There are other less creditable reasons for whipping up war hysteria. Mr Bush wants to make sure that he cannot be blamed for a lack of vigilance in the event of some totally unpredictable and random terrorist outrage, which could occur, by the law of probabilities, regardless of whatever precautions might be taken sometime in the next few years. The Pentagon has been looking for an enemy ever since Mr Bush’s election, to justify a vastly expanded defence budget. Moreover, the interests of Israel have a commanding influence on some of the key policymakers in Washington — and Israel’s interests are unfortunately identified at present with the extreme Zionism of Ariel Sharon. For Saudi Arabia, which is increasingly recognised in America as the main wellspring of the fundamentalist poison seeping through all Islamic countries, it is convenient if America’s anger is deflected on to Iraq and Iran.

America’s new paranoia is also driven by a domestic political agenda. The social conservatives on the Republican Right are praying (literally) that a revival of the Cold War mentality of the 1950s might restore some of the conservative moral values that were weakened by the counter-culture of the 1960s and 1970s, which were totally swept away by the Clinton Administration. War fever has given Mr Bush an excuse to tear up his promises about balanced budgets and to propose additional tax cuts that would benefit America’s biggest corporations and richest citizens. Last, but not least, it is clearly in the Republicans’ interest to sustain the war fever until the crucial congressional elections on November 5.

All this is obvious enough — and all of these themes were widely discussed in the background of the New York forum, if only sotto voce. It is also obvious that America’s paranoia and arrogance will pose at least a temporary danger to the global anti-terrorist coalition. What is less obvious, but may prove more insidious and lasting, is the effect of the new paranoia on the global victory of American capitalist values, which seemed so decisive in the past decade.

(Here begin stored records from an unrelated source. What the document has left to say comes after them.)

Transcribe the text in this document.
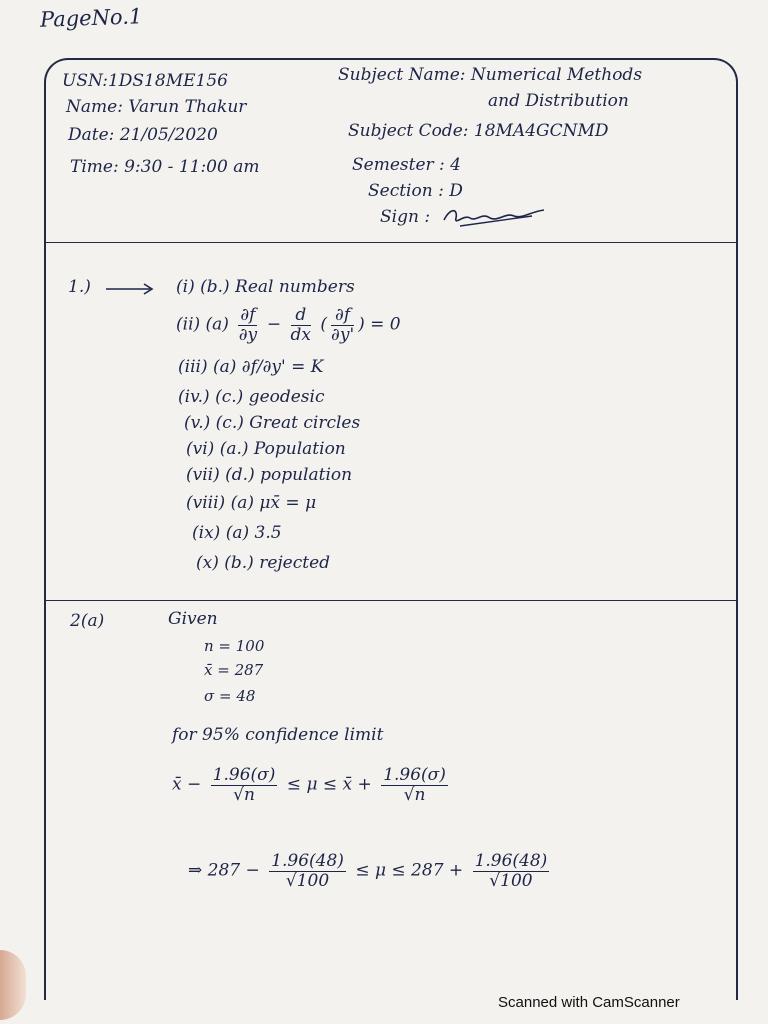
PageNo.1
USN:1DS18ME156
Name: Varun Thakur
Date: 21/05/2020
Time: 9:30 - 11:00 am
Subject Name: Numerical Methods
and Distribution
Subject Code: 18MA4GCNMD
Semester : 4
Section : D
Sign :
1.)	(i) (b.) Real numbers
(ii) $(a) \frac{\partial f}{\partial y} - \frac{d}{dx}$ ( $\frac{\partial f}{\partial y'}$ ) = 0
(iii) (a) ∂f/∂y' = K
(iv.) (c.) geodesic
(v.) (c.) Great circles
(vi) (a.) Population
(vii) (d.) population
(viii) (a) μx̄ = μ
(ix) (a) 3.5
(x) (b.) rejected
2(a)	Given
n = 100
x̄ = 287
σ = 48
for 95% confidence limit
x̄ − $\frac{1.96(\sigma)}{√n} \le \mu$ ≤ x̄ + $\frac{1.96(\sigma)}{√n}$
⇒ $287 - \frac{1.96(48)}{√100} \le \mu \le 287 + \frac{1.96(48)}{√100}$
Scanned with CamScanner
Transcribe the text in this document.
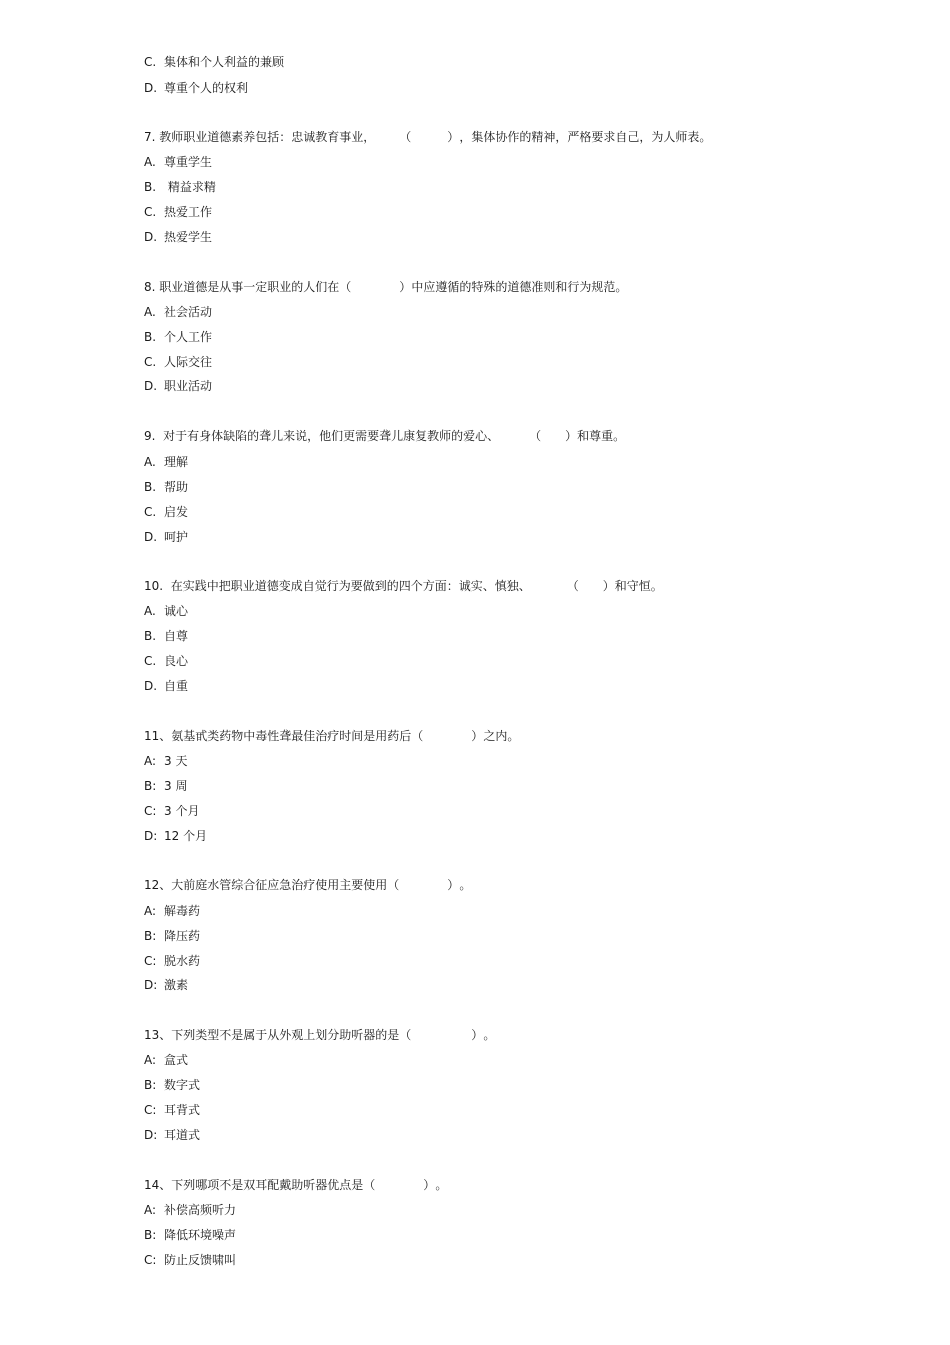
C. 集体和个人利益的兼顾
D. 尊重个人的权利
7. 教师职业道德素养包括：忠诚教育事业， （　　　），集体协作的精神，严格要求自己，为人师表。
A. 尊重学生
B. 精益求精
C. 热爱工作
D. 热爱学生
8. 职业道德是从事一定职业的人们在（　　　　）中应遵循的特殊的道德准则和行为规范。
A. 社会活动
B. 个人工作
C. 人际交往
D. 职业活动
9.  对于有身体缺陷的聋儿来说，他们更需要聋儿康复教师的爱心、	（　　）和尊重。
A. 理解
B. 帮助
C. 启发
D. 呵护
10.  在实践中把职业道德变成自觉行为要做到的四个方面：诚实、慎独、	（　　）和守恒。
A. 诚心
B. 自尊
C. 良心
D. 自重
11、氨基甙类药物中毒性聋最佳治疗时间是用药后（　　　　）之内。
A: 3 天
B: 3 周
C: 3 个月
D: 12 个月
12、大前庭水管综合征应急治疗使用主要使用（　　　　）。
A: 解毒药
B: 降压药
C: 脱水药
D: 激素
13、下列类型不是属于从外观上划分助听器的是（　　　　　）。
A: 盒式
B: 数字式
C: 耳背式
D: 耳道式
14、下列哪项不是双耳配戴助听器优点是（　　　　）。
A: 补偿高频听力
B: 降低环境噪声
C: 防止反馈啸叫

By identifying America primarily as a military power, by asserting that it will pursue its perceived national interests regardless of international laws, coalitions or treaties, by emphasising its unchallengeable superiority over every other nation and global institution, by claiming an unconditional moral hegemony over any adversary he cares to identify, and by acting so blatantly in the interests of the US business establishment, Mr Bush is weakening America and playing into the hands of its opponents.

He is fostering the belief that America’s wealth and power are illegitimate and coercive when, in reality, America is powerful because people all over the world volunteer to buy its products and absorb its values. But that is not how the world perceives things. And the more America brandishes its military power, the more it will be met with antagonism, revulsion and misunderstanding.

Even US businessmen seem to be losing confidence in the legitimacy of the system that made them rich. The millionaire corporate executives at the World Economic Forum applauded enthusiastically whenever speakers mentioned injustice, inequality and the need for more government, regulation and income redistribution on a global scale. Every mention of the global triumph of US capitalist values was greeted with embarrassed silence.

All this may be no bad thing. Perhaps global inequalities have become intolerable. Perhaps the imbalance between materialism and spirituality does need redressing. Perhaps Europe — and especially Britain — could benefit by distancing themselves further from brash American values. But as Mr Bush pushes America ever further towards the extremes of military unilateralism, there is a growing danger of a repeat of the global ideological backlash of the 1960s — and a near certainty that US influence in the world will diminish.

The greatest danger to America’s dominant position today is not Islamic fundamentalism. It is the arrogance of American power.